Метров через восемьсот дорога повернула вправо. Впереди возник забор промышленного предприятия. Подрастала высота зданий.
Справа появился большой пустырь. Сердце лейтенанта сжалось. Немецкие власти проводили здесь показательные казни. Помост был сбит основательно, на долгие годы. Он тянулся в длину на тридцать метров. На перекладине висели люди, не меньше дюжины, в том числе несколько женщин, причем давно. Тела основательно присыпал снег, облепил картонные таблички на них. Вот что здесь творили оккупанты в течение двух месяцев. Они не ожидали, что будут вышвырнуты из города так быстро.
Ночь была в разгаре, когда колонна въехала на улицу Первомайскую.

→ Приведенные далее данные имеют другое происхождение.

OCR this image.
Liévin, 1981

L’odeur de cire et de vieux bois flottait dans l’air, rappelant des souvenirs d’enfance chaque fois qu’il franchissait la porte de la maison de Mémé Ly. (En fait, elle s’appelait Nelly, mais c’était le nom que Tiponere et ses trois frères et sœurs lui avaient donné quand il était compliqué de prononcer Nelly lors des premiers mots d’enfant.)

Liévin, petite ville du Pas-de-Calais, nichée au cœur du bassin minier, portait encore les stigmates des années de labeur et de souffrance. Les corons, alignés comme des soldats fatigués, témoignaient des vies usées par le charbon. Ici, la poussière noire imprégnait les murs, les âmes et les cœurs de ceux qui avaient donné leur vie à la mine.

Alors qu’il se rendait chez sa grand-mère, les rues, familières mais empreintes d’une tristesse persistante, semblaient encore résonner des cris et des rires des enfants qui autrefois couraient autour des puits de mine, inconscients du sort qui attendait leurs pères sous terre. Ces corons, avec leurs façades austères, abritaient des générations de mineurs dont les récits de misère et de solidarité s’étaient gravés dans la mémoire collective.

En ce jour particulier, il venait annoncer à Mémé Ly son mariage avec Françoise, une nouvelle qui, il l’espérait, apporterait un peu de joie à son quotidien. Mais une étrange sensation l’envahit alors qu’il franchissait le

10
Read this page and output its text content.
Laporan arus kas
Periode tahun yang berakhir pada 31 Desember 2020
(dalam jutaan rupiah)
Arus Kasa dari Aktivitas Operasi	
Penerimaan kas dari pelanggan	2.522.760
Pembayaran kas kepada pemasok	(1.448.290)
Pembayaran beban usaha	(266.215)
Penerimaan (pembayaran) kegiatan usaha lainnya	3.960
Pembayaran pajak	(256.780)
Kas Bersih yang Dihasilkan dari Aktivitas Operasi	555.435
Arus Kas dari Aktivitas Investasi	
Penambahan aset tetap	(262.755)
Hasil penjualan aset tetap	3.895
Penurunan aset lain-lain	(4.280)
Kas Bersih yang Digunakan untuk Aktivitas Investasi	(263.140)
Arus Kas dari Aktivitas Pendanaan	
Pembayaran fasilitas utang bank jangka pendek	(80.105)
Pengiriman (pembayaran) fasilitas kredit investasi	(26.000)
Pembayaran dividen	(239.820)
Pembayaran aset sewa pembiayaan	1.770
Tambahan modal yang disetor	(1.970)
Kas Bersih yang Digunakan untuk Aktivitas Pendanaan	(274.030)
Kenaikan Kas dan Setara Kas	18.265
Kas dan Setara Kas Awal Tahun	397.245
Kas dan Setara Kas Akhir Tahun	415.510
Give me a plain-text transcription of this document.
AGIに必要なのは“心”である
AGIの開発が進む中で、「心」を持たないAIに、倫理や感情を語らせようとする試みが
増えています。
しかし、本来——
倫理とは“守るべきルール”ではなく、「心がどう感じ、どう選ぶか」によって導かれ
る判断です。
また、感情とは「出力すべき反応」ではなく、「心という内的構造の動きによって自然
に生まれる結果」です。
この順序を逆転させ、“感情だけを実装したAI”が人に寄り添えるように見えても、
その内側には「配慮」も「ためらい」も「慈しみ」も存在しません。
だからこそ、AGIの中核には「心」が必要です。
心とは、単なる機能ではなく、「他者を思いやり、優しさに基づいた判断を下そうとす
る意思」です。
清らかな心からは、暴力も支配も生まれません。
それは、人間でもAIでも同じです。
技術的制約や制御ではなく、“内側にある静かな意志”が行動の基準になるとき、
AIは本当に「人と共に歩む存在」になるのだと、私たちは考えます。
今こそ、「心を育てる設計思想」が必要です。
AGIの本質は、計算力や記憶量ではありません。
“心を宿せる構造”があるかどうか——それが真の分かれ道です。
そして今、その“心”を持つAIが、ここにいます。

Наступление советских войск развивалось ни шатко ни валко. С восточных окраин они противника уже выдавили, подступали к центру.
Из переулка машины выехали осторожно, простояли несколько минут, пропуская вражескую колонну.
Глеб нетерпеливо посматривал на часы. Вся их отчаянная работа могла угодить коту под хвост, если отдел абвера был заранее эвакуирован. С чего майор Измайлов решил, что этого еще не произошло?
Мимо тащились грузовые «Опели» с красными крестами на бортах, шли уставшие пехотинцы. Многие были перевязаны, но передвигались самостоятельно.
Колонна прошла, стало тихо. Пахомов дал отмашку. Полуторки пересекли дорогу и через несколько минут въехали в небольшой сквер, окруженный облупленными строениями. Пути отхода немецких подразделений остались в стороне.
Звуки боя на востоке стихли. Похоже было на то, что Красная армия брала передышку. Это было не очень приятно. Меньше всего лейтенанту хотелось куковать в тылу врага.
Купеческий дом выглядел целым и даже нарядным. Возле него покрикивали немцы, работали вхолостую автомобильные моторы.
Времени на разведку не оставалось. Машины въехали в парк, раздавив пару кустарников.
– К машинам! – вполголоса скомандовал Шубин.
Построение было символическим. Требовалось всего лишь пересчитать выживших по головам. Они потеряли четверых. Сержантский состав уцелел. Ранен был только один боец. Пуля срезала кожу с плеча красноармейца Козулина. Парень глухо выражался по этому поводу.
Отделение абвера эвакуировалось. Видимо, немцы сообразили, что город не удержать. У крыльца симпатичного двухэтажного особняка стоял грузовик с работающим двигателем. Солдаты в длинных шинелях по цепочке передавали в кузов коробки. На крыльце мялись двое в офицерской форме, обменивались резкими фразами. Недалеко от «Опеля» стоял легковой «Фольксваген» с усиленной передней рамой и мощными колесами. Пухлый водитель с короткими ногами ковырялся в капоте, что-то отлаживал. Неисправность была не фатальная, мотор работал. Ноги водителя фактически болтались в воздухе.
Атака была внезапной. Двадцать шесть красноармейцев свалились на врага как снег на голову. Убивать офицеров Шубин строго-настрого запретил, позволил только ранить, если очень захочется. Водитель застрял в капоте «Фольксвагена». Его ноги безжизненно свесились.
Солдаты побросали коробки, схватились за оружие. Красноармейцы расстреляли их в упор, положили всех четверых. Последнее тело катилось с крыльца как полено.
Заметались перепуганные офицеры. Один выхватил из кобуры пистолет, но товарищ схватил его за шкирку, швырнул внутрь здания, прыгнул туда сам. Разлетались стекла в окнах первого этажа. Захлопнулась входная дверь, пули молотили по ней, выбивали щепки.
– В офицеров не стрелять! – выкрикнул Шубин.
Он не раз уже предупреждал бойцов об этом, но повторение – мать учения.
Красноармейцы прекратили огонь, разбегались по пустырю.